Reuters’ AI adoption goal has recently been raised from 50% to 100% of employees using AI at least 20 times a month, Barrett said. The agency is rolling out some AI functions on its app and news website such as text-to-speech and summarisation options, but is doing so quite cautiously to preserve accuracy and trust in its reporting, Barrett said.
Levels of comfort with AI vary regionally, Newman said, leading to regional differences in terms of innovation as well. As an example, he explained there are many more AI avatars in East Asia than elsewhere.
There are reasons to be optimistic about AI’s impact on journalism, Rhodes said. “It could lead to fewer stories told better, and more context, identifying audiences that are willing to pay for quality journalism. Those are not necessarily bad outcomes, and we really want to put some shoulder behind them.”

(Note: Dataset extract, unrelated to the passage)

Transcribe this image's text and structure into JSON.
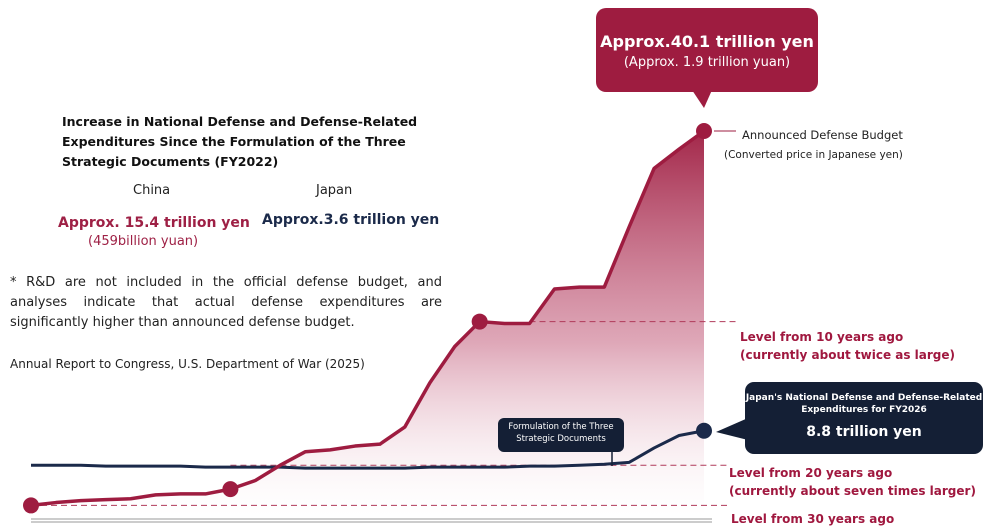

Barrett is also optimistic about what’s in store for journalism in an AI-mediated world: “The key thing for most traditional journalists is to have an open and learning mindset, to be looking out at things to see what’s happening out there and to think of how you fit in.”
When it comes to AI’s impact on entry-level journalists, she voiced some concern, but also added that those individuals are often the ones that experiment with AI the most, and see themselves working with it in the future.
While overall trust in news has remained stable at 40% globally, news avoidance is higher than ever. Across markets, four in ten (40%) say they sometimes or often avoid the news, up from 29% in 2017.
Rhodes said that news audiences now trust individuals rather than institutions: “When we got into the business, trust was largely held by big institutional brands and conferred by those brands onto the individuals presenting the news, and that has flipped 180 degrees. Trust is now largely given or lent to individual reporters, and they can confer that on us as an institutional brand.”
According to our respondents, the best way for news organisations to increase trust would be to increase accuracy, transparency, and original journalism, while reducing what many see as biased coverage.
Barrett said that it is important to show your audiences that there is a path towards truth, particularly as AI muddles the waters with regard to identifying which images and videos are true or not. She recalled an experiment Reuters carried out last week on TikTok where video journalists took audiences on that platform behind the scenes to show them how they do their work. “This can help to build trust,” she said.
But does showing your work increase trust? Newman said that his research suggested that those sorts of initiatives work well with people who already trust a particular news brand, but they are less likely to persuade people who don’t trust the news.
“It’s reinforcing [trust] for people who already like the news or already think quality journalism is under threat,” he said. “For other people, probably less so.”